Texas Construction Firm to Pay $750 Million : Suit Over Nuclear Project Settled
Brown & Root announced Thursday that it agreed to pay three utilities and the city of Austin $750 million--reportedly the largest cash legal settlement in U.S. history--to settle a suit over construction of the South Texas Nuclear Project.
Officials hailed the settlement as a move to make the project, now projected to cost five times its original estimate, finally viable for electric-utility ratepayers.
The utilities and Austin, which operates that city’s electrical service, charged in a $6.3-billion breach-of-contract suit that construction of the plant was mishandled by Brown & Root.
The owners fired Brown & Root, which had had no experience as a nuclear contractor when the project began, as design engineer at the project in 1981; the company then resigned as construction contractor.
Under the agreement, Brown & Root, a Houston-based construction company and subsidiary of Dallas-based Halliburton, will pay $630 million to Houston Lighting & Power, San Antonio City Public Service and Central Power & Light of Corpus Christi.
The city of Austin, the fourth owner in the project, has not decide yet whether it will accept its $120-million share of the settlement. If it rejects its $120 million, Halliburton said it intended to “defend the litigation vigorously.”
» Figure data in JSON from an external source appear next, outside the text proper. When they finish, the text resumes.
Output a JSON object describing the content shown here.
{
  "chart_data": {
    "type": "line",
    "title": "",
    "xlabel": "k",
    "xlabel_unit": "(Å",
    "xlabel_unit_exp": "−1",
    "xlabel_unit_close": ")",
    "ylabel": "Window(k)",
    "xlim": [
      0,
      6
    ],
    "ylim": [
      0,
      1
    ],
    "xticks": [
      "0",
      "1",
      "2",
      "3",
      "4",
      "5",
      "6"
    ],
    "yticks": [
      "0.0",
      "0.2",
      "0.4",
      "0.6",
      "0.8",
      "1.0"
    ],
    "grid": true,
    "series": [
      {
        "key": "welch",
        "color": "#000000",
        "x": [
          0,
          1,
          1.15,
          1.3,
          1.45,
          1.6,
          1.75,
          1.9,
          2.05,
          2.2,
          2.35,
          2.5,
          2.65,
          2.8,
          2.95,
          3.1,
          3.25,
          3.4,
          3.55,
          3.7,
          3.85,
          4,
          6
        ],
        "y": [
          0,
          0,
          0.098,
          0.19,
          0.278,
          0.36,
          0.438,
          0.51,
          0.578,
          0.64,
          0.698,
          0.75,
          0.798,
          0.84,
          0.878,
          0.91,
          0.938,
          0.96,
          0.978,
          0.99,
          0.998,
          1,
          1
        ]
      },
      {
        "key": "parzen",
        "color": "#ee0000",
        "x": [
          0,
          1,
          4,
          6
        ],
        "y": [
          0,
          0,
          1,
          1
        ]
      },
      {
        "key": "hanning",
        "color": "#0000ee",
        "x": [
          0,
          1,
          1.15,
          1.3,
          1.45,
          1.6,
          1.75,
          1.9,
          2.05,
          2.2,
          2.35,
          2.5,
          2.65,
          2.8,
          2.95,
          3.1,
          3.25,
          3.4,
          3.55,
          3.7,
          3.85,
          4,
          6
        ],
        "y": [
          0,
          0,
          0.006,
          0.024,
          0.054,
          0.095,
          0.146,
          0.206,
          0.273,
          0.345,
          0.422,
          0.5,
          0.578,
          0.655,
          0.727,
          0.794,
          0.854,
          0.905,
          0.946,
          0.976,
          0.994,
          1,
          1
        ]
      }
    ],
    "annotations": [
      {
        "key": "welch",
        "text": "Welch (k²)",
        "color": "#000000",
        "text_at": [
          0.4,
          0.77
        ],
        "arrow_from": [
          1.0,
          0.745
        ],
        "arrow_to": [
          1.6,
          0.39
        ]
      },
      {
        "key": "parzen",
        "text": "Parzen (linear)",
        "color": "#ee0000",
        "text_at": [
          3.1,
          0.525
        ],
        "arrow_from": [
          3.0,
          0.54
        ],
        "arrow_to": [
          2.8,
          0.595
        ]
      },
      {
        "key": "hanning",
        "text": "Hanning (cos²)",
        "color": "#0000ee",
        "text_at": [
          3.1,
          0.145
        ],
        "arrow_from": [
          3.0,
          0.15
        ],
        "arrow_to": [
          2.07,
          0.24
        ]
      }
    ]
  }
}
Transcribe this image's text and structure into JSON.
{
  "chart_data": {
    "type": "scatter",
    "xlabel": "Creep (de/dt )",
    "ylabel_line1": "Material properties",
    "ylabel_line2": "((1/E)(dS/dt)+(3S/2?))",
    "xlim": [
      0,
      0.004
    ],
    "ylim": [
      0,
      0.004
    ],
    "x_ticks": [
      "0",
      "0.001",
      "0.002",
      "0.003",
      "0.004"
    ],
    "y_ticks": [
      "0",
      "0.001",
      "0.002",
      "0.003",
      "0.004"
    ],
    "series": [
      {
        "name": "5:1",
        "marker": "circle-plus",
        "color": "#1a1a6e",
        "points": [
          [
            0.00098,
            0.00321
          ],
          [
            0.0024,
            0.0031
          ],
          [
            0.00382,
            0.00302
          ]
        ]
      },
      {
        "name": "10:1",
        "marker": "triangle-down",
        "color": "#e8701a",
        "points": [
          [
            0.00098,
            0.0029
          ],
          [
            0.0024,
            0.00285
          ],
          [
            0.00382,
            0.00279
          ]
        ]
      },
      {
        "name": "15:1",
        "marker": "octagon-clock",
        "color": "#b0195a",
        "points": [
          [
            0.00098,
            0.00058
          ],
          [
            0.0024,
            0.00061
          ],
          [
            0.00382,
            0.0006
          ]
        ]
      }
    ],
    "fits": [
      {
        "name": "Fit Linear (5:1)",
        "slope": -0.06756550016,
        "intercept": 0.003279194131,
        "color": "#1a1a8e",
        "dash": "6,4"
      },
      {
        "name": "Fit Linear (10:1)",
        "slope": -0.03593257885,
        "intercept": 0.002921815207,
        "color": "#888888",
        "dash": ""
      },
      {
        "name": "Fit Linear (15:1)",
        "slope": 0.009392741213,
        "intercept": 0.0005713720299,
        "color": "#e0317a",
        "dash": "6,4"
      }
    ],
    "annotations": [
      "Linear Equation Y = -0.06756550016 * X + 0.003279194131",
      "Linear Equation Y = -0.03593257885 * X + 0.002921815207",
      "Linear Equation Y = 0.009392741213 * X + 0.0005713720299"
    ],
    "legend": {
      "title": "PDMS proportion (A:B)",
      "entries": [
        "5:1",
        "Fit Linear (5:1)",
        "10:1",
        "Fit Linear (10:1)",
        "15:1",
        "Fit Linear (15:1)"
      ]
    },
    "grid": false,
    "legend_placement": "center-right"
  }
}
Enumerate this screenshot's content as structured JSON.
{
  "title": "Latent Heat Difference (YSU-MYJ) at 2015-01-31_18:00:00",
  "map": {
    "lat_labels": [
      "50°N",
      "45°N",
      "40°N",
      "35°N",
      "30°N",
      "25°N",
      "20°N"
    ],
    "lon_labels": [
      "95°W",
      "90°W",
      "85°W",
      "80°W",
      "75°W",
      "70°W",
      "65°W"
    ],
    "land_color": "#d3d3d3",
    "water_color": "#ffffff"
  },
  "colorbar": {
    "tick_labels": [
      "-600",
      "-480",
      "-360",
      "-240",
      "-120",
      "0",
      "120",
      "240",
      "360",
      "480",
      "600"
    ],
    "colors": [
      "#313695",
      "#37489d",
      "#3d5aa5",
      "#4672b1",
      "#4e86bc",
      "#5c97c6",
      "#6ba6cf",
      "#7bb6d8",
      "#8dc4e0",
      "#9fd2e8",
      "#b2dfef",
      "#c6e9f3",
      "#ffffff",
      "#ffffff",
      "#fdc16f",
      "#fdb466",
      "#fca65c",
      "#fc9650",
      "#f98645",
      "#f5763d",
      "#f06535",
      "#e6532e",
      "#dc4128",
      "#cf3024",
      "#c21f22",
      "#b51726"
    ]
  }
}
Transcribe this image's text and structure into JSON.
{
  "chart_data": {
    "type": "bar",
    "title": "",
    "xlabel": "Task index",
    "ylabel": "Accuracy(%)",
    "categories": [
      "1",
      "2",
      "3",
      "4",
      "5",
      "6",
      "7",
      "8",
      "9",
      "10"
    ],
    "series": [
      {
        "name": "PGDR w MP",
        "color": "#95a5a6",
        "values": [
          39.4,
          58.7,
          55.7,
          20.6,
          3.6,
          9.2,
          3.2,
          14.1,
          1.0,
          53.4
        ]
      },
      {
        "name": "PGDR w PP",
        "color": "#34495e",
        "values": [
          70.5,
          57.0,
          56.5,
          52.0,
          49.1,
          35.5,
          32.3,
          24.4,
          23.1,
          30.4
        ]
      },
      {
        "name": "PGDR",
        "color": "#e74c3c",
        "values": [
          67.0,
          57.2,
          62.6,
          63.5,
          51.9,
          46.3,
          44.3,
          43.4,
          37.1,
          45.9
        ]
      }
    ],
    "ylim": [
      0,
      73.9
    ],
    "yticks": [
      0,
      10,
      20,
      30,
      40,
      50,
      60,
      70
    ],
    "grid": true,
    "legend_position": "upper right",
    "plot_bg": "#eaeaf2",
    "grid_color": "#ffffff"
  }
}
The settlement was announced at simultaneous news conferences in Houston, Dallas, San Antonio and Corpus Christi.
“Although Brown & Root continues to deny any liability arising from its work at STP, we believe this settlement to be in the best interests of the company,” Brown & Root president T. Louis Rustin said. “We can now focus our energy on working for our customers rather than the lawyers.”
Ferd Meyer, an attorney for CPS, said his research shows the agreement is the largest cash settlement in U.S. history.
“There’s no other cash settlement that even approximates this,” said Meyer.
The money will be paid in proportion to each partner’s share in the nuclear project near Bay City. San Antonio is a 28% owner, HL&P; is a 30.8% owner and CP&L; owns 25.2%.
Under the agreement HL&P; would get $231 million, San Antonio $210 million, CP&L; $189 million and Austin $120 million.
Quarterly Payments
The settlement, which will require approval of a court and the Public Utility Commission to become final, calls for Brown & Root to pay the project owners $750 million in quarterly payments over the next seven years starting Oct. 1.
STNP’s final cost is now estimated at $5.5 billion, about 500% more than the original estimate. The first unit of the plant in Matagorda County, 12 miles from Bay City, is scheduled to be ready for operation in mid-1987 and the second unit two years later.
Brown & Root was replaced on the project by Bechtel Corp.
HL&P; Chairman Don D. Jordan said the settlement puts the cost of the project “at a comparative cost with other units in the country.”
Austin Mayor Frank Cooksey said the city has “plenty of time” to decide whether to accept its share of the offer.
“We have a couple of bargaining chips and will be developing counterproposals,” Cooksey said.
In Austin, Gov. Mark White said he was pleased to see an end to the case, which attorneys said already involved some 30 million documents and cost the litigants legal fees of more than $100 million.
“Continuation of the lawsuit would have meant the spending of great sums on litigation with little likelihood of settlement for years to come and no assurance of greater recovery,” White said.
“I am encouraged that the overall price reduction and resulting lower cost per kilowatt of the plant will render it a viable investment for the ratepayers of Texas,” he said.
Despite the payment, the financial condition of both Halliburton and Brown & Root will remain strong, said Thomas H. Cruikshank, president and chief executive of Halliburton.
“Brown & Root entered into the contract in 1972 prior to Three Mile Island and the onset of the problems which have caused multiplication of the costs of, and dramatic extensions of the construction periods for, every nuclear plant of the South Texas Project generation,” he said in a statement.